I agree, you aren't your parents. When we are children we often romanticize our parents and their marriage. Often as adults, we come to discover that- shocker of shockers- our parents are imperfect people with an imperfect relationship.

 

I understand your disappointment, but their decisions are theirs alone. If I recall correctly, you said you are 39? You are old enough to live your own life and make your own decisions without this having much of an effect on you unless you choose to let it.

 

Most marriages aren't perfect, many couples have secrets they keep from their kids, and especially from public view. For whatever reason, they chose to stay together, so you have to accept that.

 

It might not be the choice you will make, but you do not live in their shoes.

 

Affairs are a touchy subject, and something that people like to immediately condemn others for. You don't know all that happened behind closed doors. A lot of times people have affairs that never get found out, and they continue on with their lives as though nothing is wrong.

 

People are imperfect. There are MANY marriages that experience infidelity at some point. Remember, just because you don't hear about it, doesn't mean it hasn't happened. There may be several people you know who put on a public face, but you never know what has happened behind closed doors. Just remember, there is no such thing as a perfect person or a perfect spouse.

 

For whatever reason, they have chosen to stay together. If your mother has forgiven him, there is no reason that you can't. I strongly suggest forgetting about it, and loving your Dad as his imperfect self.

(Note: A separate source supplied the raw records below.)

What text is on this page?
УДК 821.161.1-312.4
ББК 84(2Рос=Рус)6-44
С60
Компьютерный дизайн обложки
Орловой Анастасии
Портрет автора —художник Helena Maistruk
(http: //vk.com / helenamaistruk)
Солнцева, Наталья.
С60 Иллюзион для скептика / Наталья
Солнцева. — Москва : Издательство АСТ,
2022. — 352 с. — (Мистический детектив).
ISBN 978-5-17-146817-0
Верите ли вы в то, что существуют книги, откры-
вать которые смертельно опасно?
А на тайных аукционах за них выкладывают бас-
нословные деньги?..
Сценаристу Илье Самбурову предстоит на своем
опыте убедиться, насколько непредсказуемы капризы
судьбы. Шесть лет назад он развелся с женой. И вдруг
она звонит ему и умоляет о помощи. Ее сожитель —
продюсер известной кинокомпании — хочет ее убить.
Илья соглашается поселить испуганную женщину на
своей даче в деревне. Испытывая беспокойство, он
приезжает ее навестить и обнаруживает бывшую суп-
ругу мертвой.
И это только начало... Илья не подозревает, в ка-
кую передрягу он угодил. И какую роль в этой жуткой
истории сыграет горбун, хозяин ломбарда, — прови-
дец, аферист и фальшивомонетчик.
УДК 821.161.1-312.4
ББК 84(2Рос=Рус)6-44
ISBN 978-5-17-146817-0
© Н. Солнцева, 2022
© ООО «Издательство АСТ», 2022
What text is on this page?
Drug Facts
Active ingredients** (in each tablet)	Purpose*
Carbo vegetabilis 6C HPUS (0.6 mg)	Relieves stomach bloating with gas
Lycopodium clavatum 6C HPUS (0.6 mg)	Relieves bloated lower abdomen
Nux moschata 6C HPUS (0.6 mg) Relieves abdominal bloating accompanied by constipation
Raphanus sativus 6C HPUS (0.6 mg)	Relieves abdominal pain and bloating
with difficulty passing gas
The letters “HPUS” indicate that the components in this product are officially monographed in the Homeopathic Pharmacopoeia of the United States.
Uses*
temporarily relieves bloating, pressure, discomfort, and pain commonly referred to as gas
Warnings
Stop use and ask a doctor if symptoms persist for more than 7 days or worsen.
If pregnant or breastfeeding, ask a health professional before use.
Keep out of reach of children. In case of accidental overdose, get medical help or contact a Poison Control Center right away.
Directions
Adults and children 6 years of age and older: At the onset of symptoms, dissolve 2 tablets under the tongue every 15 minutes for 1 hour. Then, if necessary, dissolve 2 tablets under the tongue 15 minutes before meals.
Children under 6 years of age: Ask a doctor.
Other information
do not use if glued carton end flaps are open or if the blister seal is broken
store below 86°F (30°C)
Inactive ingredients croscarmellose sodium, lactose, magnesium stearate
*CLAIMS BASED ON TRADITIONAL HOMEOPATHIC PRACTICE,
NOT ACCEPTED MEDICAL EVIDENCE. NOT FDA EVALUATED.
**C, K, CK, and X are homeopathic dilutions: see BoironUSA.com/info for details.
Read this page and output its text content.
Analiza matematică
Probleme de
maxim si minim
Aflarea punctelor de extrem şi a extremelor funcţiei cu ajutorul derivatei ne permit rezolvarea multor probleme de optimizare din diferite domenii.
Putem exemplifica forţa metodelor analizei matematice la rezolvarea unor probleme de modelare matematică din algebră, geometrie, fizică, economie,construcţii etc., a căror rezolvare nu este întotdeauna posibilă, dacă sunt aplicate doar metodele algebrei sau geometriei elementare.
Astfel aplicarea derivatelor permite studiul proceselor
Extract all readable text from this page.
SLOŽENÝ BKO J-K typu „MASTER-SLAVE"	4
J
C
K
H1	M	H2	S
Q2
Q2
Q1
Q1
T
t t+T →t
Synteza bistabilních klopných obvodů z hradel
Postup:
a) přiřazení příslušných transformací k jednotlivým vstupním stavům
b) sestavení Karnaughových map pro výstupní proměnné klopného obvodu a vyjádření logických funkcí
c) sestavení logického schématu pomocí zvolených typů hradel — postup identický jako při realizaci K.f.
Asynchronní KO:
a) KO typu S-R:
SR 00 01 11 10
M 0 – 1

Personally, I don't believe there is anything that is "unforgivable". I'd also challenge you to find one person on the planet that has never needed forgiveness for something.

I'd also be careful about categorizing what is or isn't worthy of forgiveness. I'm betting that you are not perfect. You may make a decision (or mistake) one day that not everyone understands. How would you wish to be treated?

 

If you must think about this, think about how you want to be and what you can learn from this.